The IMF this week pumped up India’s 2021 economic growth rate from 11.5% to 12.5%, while China will grow by 8.4% over the same time. Countries like India, Vietnam and Indonesia could prove able substitutes for China as future export customers.

And fortunately the global market for exports is looking promising with the latest IMF report concluding: “We are now projecting a stronger recovery in 2021 and 2022 for the global economy compared to our previous forecast with growth projected to be 6 per cent in 2021 and 4.4 per cent in 2022.

“The projection is that an advanced economy like the US will surpass its pre-COVID GDP in 2021, but many others in the group will return to their pre-COVID levels only in 2022.”

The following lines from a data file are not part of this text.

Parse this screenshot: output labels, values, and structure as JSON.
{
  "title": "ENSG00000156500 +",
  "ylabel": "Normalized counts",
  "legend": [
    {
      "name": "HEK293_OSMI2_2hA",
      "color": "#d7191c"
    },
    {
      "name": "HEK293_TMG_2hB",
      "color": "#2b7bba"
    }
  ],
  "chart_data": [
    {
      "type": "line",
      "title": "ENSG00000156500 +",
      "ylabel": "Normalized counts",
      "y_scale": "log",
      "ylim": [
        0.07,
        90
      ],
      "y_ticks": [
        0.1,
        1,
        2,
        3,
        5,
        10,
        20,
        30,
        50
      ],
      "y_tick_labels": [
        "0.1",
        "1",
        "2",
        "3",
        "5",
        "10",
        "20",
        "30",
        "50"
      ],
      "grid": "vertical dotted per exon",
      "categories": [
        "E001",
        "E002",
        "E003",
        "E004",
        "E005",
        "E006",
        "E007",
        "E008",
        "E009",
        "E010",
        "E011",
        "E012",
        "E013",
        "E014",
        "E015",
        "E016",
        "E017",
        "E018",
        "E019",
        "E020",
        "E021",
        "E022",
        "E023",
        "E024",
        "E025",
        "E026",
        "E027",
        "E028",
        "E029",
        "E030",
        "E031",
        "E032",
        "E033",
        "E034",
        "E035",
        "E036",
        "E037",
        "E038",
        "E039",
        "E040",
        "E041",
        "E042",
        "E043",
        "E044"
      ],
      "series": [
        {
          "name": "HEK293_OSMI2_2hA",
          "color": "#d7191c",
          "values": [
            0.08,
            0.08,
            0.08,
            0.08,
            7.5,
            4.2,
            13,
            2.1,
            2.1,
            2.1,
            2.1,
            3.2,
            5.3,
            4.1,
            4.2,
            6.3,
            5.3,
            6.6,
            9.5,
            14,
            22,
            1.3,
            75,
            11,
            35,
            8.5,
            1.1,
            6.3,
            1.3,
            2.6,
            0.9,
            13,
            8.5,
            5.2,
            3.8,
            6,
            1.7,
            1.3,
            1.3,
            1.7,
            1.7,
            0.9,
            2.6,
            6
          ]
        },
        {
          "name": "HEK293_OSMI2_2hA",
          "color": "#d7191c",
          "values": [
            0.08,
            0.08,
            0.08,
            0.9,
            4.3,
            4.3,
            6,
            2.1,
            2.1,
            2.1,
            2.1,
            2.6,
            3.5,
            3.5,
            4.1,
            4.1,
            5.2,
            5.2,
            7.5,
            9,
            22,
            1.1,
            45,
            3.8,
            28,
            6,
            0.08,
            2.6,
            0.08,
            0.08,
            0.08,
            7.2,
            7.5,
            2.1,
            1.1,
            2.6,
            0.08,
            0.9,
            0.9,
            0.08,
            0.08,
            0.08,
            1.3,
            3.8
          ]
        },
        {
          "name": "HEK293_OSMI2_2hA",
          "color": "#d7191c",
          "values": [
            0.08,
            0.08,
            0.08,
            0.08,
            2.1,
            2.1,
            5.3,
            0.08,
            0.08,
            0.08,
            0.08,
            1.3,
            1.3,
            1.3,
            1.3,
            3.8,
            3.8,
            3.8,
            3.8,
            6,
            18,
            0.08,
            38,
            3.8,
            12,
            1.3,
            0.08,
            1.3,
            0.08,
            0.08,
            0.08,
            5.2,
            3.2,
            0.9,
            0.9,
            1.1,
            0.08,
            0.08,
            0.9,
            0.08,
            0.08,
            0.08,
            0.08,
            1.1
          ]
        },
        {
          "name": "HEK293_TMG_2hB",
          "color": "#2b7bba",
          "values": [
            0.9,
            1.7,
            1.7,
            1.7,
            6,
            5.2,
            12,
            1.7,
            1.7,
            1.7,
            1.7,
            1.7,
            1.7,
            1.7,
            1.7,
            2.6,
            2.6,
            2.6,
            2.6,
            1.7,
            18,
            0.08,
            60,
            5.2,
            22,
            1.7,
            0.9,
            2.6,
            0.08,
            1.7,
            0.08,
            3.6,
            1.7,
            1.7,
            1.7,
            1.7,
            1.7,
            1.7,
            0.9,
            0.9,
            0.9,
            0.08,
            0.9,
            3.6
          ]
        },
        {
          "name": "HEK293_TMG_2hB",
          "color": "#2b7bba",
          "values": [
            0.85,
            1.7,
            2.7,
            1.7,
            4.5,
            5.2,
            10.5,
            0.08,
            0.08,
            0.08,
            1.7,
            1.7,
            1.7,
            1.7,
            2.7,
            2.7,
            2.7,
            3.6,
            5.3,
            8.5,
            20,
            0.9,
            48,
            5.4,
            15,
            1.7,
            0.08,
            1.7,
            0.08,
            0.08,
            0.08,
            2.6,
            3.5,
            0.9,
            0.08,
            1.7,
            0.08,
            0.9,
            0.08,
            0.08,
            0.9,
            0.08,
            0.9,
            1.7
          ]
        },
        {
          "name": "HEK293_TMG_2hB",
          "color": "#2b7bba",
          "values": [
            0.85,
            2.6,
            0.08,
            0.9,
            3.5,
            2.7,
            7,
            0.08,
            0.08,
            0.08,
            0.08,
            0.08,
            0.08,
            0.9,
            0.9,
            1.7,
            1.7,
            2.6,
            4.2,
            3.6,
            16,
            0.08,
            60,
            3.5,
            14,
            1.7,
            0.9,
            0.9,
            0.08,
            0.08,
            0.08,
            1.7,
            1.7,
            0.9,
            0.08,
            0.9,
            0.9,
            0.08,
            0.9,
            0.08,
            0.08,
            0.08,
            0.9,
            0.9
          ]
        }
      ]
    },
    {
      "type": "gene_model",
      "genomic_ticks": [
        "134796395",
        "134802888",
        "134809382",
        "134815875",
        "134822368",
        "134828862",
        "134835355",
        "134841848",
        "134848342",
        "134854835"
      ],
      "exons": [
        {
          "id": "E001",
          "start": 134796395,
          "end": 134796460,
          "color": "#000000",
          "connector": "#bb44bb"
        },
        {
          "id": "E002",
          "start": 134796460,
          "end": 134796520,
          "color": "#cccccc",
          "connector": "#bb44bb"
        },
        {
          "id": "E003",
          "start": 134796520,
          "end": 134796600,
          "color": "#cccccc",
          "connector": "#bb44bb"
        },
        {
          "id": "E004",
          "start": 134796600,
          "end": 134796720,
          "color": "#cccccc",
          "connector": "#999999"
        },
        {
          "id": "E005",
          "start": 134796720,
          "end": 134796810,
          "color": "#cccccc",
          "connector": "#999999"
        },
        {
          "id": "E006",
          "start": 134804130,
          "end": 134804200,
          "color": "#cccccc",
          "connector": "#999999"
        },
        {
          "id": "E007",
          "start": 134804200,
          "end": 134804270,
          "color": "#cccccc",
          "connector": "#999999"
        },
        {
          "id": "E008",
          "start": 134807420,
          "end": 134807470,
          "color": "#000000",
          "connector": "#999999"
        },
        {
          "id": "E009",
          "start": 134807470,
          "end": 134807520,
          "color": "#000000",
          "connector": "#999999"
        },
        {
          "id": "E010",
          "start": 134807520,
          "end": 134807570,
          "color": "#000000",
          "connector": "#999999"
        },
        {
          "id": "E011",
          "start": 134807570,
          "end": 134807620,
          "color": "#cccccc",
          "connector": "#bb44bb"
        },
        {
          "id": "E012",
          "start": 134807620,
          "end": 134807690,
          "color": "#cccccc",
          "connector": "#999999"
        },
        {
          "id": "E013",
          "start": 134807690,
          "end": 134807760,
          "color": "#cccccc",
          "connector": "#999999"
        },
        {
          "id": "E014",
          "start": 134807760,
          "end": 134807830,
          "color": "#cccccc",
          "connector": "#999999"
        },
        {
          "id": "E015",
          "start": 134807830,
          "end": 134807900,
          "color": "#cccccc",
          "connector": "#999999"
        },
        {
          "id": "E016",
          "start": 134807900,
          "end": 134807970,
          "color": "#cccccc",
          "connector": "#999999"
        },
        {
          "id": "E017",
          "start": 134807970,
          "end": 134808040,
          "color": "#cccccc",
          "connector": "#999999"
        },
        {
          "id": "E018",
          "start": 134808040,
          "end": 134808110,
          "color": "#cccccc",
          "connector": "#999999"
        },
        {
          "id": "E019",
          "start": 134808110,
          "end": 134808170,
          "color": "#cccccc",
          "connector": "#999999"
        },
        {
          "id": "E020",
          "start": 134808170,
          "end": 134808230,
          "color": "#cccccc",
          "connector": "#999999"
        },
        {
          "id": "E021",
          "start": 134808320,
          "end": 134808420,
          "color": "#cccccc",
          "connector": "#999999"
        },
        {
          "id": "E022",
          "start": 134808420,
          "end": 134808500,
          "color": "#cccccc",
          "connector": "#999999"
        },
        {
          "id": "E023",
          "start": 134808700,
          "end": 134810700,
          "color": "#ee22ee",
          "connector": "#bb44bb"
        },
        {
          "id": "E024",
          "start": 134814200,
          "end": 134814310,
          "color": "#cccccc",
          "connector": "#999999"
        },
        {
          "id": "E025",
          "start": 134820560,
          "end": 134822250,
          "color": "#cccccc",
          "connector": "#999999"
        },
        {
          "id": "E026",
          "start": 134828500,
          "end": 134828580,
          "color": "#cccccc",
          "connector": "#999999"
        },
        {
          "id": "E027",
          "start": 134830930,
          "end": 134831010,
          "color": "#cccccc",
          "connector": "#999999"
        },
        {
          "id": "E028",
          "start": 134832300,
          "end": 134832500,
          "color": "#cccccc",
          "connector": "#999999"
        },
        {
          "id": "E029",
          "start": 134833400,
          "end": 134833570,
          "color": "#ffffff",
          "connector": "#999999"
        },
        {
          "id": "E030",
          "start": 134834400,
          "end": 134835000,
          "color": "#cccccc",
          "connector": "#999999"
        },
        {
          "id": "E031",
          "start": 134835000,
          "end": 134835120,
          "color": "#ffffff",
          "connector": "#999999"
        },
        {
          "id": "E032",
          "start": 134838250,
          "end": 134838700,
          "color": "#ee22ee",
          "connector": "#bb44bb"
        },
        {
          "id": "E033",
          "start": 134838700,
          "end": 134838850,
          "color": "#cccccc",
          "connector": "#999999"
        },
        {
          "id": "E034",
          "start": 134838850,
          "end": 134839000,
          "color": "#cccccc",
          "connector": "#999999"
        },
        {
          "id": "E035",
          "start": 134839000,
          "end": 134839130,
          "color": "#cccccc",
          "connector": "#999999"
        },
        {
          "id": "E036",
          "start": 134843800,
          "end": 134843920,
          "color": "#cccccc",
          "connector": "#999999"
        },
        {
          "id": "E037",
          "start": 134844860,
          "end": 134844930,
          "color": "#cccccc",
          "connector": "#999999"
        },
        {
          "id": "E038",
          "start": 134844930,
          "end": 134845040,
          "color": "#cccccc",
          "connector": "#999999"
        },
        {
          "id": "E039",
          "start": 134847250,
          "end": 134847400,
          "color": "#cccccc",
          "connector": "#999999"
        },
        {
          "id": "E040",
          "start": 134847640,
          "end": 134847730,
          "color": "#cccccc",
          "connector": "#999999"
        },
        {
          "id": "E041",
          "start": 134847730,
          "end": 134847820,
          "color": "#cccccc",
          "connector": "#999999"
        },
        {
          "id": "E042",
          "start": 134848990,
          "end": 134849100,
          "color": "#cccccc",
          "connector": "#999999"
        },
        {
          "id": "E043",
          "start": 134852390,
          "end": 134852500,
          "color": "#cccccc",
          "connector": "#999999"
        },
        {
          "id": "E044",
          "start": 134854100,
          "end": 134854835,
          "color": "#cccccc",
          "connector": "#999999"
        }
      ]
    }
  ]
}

As growth escalates a lot of our rising debt will be paid down but we could see higher taxes coming along as one-time worried governments become less generous. One day the treasurers of Australia will play hardball with us taxpayers but it will be when our economy is growing so well that there will be plenty of jobs and rising wages that will bring higher interest rates.

You can count on that!

By the way, China is annoyed at us because of :

  • The Morrison government’s call for a COVID-19 inquiry
  • It banned the alleged spy-laden Huawei participating in the 5G network
  • And we have foreign interference laws.

So, what’s the problem?

China needs to grow up as a citizen of the world and if it doesn’t the world should start imposing sanctions like some of the big fashion labels of the world have done recently.

I loved this from The Australian’s James Kirby this week: “After a widely criticised decision to launch trade bans on Australian imports ranging from coal to wine, China is getting a taste of its own medicine from the unlikely quarter of the global fashion industry, which has introduced bans on cotton from the troubled Xinjiang region. 

“A coalition of ethical investors, human rights activists and image-conscious fashion brands recently announced they would not use cotton from Xinjiang — the supplier of 80 per cent of China’s cotton, which in turn supplies a fifth of the world’s output.” More of this collective action is needed to make Beijing play fair.